La Inquisición fue un ejemplo claro de elección casi indiscriminada de chivos expiatorios por parte de una institución que en aquél entonces ya apenas conservaba algo de su sentido fundacional. Todo lo que sus mediadores consideraran desviado de una doctrina de la que ellos mismos eran los intérpretes y ejecutores, todo eso debía ser excluido. Figuras como la bruja, el sodomita y el hereje se convierten en blancos ideales para las representaciones y prácticas desfigurativas, las cuales encontraban su mejor expresión en las torturas con desfiguración (como el uso de la “virgen de hierro” y la “santísima trinidad”, dos instrumentos de llamativa sofisticación sádica) y con exhibición pública u otro tipo de humillación de impacto visual (la “cuna de Judas” o las jaulas colgantes).

La criminología en su fase positivista buscaba rasgos físicos comunes a delincuentes y criminales para luego construir inventarios o catálogos de significantes de una identidad-tipo del criminal. Pese a que su máximo exponente, Cesare Lombroso, desarrolló este método con una absoluta falta de rigor que queda patente en su estilo de escritura, contribuyó a la construcción de un nuevo ideal negativo, condenable, una perfecta “cabeza de turco” idealizada pero tangible en sujetos a veces sumariamente condenados con base en criterios aleatorios.

Las prácticas que reciben el nombre de limpieza étnica, por la idea moral y racista de suciedad que se impone a la comunidad que se pretende identificar para excluir y luego exterminar, son deudoras del antiguo problema del eugenismo. Esa creencia de que el hombre puede ser mejorado encontró en Adolf Hitler y Slobodan Milosevic dos de sus más oportunistas seguidores. Los genocidios que orquestaron son ejemplos inequívocos de desfiguración a gran escala.
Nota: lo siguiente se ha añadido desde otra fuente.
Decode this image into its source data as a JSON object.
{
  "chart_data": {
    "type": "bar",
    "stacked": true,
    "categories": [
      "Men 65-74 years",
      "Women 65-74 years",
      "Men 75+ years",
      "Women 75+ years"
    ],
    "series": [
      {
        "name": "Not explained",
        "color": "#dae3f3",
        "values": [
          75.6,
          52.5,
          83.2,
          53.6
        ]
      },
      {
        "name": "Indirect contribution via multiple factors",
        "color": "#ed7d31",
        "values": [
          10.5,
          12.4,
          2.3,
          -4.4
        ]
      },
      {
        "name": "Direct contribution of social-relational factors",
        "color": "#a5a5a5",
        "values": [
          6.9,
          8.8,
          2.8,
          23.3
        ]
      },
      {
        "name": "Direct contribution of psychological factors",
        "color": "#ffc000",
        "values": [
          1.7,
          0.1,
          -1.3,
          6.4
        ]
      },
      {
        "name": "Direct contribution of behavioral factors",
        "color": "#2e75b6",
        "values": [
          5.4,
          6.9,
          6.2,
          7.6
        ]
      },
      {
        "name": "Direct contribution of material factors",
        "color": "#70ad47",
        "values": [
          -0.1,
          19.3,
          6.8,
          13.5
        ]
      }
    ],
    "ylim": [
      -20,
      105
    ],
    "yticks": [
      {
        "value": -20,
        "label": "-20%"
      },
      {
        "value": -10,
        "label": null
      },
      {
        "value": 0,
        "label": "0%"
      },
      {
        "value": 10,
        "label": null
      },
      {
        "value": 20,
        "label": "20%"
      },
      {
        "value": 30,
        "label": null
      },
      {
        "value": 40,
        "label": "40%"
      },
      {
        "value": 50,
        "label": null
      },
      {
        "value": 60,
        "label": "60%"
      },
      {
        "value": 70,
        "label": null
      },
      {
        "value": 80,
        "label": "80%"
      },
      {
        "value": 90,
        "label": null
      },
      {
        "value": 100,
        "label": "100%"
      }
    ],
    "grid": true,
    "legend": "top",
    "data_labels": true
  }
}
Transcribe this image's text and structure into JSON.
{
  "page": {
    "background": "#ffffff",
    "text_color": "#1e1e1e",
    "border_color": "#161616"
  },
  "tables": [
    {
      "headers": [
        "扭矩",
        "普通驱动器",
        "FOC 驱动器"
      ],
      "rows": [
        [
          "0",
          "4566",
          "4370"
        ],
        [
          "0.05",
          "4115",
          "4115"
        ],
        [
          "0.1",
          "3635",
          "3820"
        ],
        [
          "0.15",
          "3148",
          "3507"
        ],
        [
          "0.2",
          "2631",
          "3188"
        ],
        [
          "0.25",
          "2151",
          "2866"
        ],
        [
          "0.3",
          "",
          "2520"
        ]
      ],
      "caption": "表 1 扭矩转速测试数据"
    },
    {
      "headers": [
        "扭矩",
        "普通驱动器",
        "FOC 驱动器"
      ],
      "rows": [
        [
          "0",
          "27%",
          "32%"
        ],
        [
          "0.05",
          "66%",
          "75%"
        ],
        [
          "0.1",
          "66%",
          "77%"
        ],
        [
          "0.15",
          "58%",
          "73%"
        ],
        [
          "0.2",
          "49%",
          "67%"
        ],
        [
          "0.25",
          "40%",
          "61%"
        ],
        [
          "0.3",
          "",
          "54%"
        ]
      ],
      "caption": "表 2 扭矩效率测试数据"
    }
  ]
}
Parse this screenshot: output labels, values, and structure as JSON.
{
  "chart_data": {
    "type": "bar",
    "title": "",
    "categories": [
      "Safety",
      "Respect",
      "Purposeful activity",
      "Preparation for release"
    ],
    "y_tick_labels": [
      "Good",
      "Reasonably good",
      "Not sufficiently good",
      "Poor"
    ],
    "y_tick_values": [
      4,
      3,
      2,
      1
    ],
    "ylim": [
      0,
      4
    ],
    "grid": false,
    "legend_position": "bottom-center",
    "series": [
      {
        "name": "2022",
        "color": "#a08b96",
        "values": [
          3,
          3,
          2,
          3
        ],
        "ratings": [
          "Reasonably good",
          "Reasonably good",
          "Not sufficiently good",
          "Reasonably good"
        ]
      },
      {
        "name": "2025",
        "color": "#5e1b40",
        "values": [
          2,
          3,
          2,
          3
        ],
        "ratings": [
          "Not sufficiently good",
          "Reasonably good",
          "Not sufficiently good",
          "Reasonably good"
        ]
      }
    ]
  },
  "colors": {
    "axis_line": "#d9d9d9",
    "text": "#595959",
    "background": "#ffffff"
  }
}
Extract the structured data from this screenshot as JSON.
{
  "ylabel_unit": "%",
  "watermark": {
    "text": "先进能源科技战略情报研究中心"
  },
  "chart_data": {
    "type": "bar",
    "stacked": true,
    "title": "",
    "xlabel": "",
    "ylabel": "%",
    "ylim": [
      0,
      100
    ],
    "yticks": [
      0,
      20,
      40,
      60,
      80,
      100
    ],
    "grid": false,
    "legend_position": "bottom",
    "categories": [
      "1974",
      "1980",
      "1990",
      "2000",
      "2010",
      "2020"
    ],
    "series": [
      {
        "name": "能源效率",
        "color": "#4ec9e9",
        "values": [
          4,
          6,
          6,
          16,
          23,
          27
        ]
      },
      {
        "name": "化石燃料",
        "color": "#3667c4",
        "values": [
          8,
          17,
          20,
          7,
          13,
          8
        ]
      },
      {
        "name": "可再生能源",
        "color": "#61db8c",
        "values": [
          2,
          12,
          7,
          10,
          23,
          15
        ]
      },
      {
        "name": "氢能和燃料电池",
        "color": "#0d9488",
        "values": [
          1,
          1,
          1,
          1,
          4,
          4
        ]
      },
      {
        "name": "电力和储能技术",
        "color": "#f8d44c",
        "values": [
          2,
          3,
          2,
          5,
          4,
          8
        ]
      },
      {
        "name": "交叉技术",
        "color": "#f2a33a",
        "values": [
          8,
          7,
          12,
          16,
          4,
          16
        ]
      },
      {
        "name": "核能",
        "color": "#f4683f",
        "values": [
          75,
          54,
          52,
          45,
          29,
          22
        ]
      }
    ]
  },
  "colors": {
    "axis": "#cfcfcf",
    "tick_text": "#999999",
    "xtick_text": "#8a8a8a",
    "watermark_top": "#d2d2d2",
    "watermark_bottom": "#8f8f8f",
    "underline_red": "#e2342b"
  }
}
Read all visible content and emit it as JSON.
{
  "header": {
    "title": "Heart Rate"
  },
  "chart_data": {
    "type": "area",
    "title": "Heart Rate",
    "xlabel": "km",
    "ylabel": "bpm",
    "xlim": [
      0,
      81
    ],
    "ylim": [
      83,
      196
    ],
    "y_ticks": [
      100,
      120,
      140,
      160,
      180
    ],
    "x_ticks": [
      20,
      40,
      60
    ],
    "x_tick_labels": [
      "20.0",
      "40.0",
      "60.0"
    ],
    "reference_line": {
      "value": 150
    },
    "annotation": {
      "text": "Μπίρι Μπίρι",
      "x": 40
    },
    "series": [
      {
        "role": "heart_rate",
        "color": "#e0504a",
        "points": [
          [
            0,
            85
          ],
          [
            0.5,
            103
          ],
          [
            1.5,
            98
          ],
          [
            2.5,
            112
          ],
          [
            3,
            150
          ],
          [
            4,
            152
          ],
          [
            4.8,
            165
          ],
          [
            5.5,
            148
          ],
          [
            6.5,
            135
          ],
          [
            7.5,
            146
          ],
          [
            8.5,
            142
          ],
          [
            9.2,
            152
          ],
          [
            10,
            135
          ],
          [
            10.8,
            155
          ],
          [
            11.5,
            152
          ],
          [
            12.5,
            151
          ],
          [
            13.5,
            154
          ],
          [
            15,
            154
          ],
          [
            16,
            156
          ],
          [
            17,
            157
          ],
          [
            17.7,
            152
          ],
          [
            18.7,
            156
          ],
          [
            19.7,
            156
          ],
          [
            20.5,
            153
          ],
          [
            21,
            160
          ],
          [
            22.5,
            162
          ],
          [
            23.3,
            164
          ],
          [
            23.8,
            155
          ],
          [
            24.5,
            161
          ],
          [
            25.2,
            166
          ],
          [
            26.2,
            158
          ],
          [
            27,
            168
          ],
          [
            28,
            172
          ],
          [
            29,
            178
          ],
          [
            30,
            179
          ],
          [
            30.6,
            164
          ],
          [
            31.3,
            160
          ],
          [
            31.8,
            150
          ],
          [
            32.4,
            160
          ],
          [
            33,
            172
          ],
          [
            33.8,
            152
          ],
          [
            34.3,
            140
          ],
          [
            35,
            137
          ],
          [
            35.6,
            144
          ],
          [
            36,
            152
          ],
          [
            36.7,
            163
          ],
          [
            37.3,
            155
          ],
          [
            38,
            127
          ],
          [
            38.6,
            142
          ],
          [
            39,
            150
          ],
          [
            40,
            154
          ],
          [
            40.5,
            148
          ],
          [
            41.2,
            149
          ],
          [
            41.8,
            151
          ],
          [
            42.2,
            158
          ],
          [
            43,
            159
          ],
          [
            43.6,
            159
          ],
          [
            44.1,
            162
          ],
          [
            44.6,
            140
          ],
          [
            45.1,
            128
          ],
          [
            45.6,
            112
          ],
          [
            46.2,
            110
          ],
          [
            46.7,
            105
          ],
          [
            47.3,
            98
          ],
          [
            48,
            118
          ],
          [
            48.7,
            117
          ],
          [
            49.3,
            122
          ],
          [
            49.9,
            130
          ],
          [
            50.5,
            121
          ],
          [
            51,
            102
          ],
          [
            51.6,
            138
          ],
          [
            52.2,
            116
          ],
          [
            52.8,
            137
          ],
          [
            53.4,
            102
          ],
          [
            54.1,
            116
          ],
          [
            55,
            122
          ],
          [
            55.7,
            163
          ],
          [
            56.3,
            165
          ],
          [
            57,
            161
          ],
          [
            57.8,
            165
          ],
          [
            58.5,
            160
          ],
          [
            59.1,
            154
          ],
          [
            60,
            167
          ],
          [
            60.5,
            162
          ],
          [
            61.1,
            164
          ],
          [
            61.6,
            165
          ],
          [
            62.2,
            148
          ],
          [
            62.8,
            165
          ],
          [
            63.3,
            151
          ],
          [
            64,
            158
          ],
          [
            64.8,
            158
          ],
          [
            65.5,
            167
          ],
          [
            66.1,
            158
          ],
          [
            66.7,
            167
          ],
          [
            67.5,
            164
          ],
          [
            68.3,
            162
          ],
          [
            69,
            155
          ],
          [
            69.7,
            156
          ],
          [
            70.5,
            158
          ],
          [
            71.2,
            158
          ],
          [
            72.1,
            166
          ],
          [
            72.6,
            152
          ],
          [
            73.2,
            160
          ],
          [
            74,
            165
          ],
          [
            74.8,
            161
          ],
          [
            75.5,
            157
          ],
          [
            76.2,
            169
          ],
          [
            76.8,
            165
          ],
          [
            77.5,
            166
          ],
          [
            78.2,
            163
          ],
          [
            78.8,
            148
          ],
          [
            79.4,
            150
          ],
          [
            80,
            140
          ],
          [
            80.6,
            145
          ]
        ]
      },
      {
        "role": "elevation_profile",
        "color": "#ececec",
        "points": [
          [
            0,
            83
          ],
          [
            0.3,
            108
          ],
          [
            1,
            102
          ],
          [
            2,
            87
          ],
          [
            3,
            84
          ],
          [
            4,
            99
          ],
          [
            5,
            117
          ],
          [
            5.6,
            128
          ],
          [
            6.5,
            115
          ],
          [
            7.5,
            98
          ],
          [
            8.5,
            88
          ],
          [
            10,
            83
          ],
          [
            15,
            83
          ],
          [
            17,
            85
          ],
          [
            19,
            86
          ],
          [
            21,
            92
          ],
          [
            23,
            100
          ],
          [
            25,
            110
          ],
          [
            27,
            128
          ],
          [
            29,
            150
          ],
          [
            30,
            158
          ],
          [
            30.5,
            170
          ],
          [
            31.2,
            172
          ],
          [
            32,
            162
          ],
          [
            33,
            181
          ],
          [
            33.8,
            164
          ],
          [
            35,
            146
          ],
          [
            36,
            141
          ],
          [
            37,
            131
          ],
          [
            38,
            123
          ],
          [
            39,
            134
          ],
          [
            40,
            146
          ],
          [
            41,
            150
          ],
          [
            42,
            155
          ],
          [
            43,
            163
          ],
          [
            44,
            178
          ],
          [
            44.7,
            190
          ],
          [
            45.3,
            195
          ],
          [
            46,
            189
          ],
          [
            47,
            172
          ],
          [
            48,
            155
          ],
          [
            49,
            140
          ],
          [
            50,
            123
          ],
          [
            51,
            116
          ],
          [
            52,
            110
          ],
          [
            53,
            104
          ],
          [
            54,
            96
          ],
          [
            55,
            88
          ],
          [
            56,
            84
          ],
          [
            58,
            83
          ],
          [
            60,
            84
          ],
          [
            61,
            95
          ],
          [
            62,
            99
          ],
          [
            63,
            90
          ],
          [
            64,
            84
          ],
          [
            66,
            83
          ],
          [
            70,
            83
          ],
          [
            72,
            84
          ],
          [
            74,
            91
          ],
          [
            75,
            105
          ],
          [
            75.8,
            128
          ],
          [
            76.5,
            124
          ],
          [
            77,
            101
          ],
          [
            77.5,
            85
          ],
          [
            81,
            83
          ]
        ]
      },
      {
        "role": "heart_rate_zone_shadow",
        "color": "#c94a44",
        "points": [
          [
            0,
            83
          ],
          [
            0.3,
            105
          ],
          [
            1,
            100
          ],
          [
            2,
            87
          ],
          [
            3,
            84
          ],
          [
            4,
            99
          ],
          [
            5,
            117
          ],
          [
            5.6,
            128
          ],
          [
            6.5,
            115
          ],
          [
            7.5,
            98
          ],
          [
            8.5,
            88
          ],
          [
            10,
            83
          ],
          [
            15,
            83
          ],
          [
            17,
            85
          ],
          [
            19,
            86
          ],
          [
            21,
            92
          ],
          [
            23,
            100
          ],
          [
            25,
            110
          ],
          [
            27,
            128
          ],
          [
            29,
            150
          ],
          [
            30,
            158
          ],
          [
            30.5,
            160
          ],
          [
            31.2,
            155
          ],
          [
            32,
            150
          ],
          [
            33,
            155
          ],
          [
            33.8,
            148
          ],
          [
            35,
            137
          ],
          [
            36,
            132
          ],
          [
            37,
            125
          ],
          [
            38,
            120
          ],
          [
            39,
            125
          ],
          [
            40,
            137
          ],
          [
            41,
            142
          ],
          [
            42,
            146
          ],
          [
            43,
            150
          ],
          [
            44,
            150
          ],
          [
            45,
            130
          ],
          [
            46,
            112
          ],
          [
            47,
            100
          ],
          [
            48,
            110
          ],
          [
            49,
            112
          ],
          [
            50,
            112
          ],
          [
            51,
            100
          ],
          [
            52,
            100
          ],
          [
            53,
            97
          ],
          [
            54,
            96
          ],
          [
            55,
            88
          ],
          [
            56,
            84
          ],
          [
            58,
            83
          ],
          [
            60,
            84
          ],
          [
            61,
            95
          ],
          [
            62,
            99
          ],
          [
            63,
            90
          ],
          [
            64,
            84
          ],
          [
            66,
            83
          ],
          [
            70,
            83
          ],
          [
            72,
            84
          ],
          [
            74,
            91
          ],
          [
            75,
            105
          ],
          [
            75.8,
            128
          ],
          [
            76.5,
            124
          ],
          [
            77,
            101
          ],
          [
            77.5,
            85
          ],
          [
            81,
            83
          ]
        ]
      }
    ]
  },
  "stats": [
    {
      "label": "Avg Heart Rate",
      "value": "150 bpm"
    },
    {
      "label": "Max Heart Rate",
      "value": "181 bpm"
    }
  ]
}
De las últimas décadas del siglo XX hasta hoy, y sin que las formas anteriores de desfiguración pierdan su actualidad, se verifica otra forma de desfiguración masiva en el bioterror, del que encontramos el primer ejemplo célebre en el agente naranja lanzado indiscriminadamente sobre poblaciones enteras del Vietnam por tropas del ejército estadounidense. La misma empresa que lo produjo es a día de hoy líder mundial en la producción de semillas y especies vegetales y animales genéticamente modificadas entre cuyos efectos se han denunciado malformaciones graves entre niños, especialmente en países como Iraq y Pakistán.

Pero si acerca de los plantíos biotech no se ha podido demostrar cabalmente una eficiencia dañina para la salud humana y de los ecosistemas (quizás porque un reducido grupo de multinacionales controlan el “consenso científico”), los accidentes nucleares son innegables fuentes de enfermedad y muerte.

Se trata de aplicaciones directas y extremas de la biopolítica –entendida, más allá de los términos foucaultianos, como violación institucional y continuada de los cuerpos. La desfiguración reconstruye el cuerpo victimizado como objeto monstruoso y suspende su humanidad. Lo desubjetiviza. Lo vuelve carne espectáculo, pero de un espectáculo que, contrariamente a los autos de fe, nadie –o muy pocos– quieren ver.

Aparentemente, es más fácil matar a alguien que no tiene rostro, o cuyo rostro se ve desfigurado o está representado como deforme porque la figura y sus cánones de normalidad, belleza, adecuación, etc. significan, más allá de unas proporciones enigmáticamente convenidas, una falsa autoridad vitalista que se impone; pero esa imposición no tarda en enseñar su rostro más mortífero.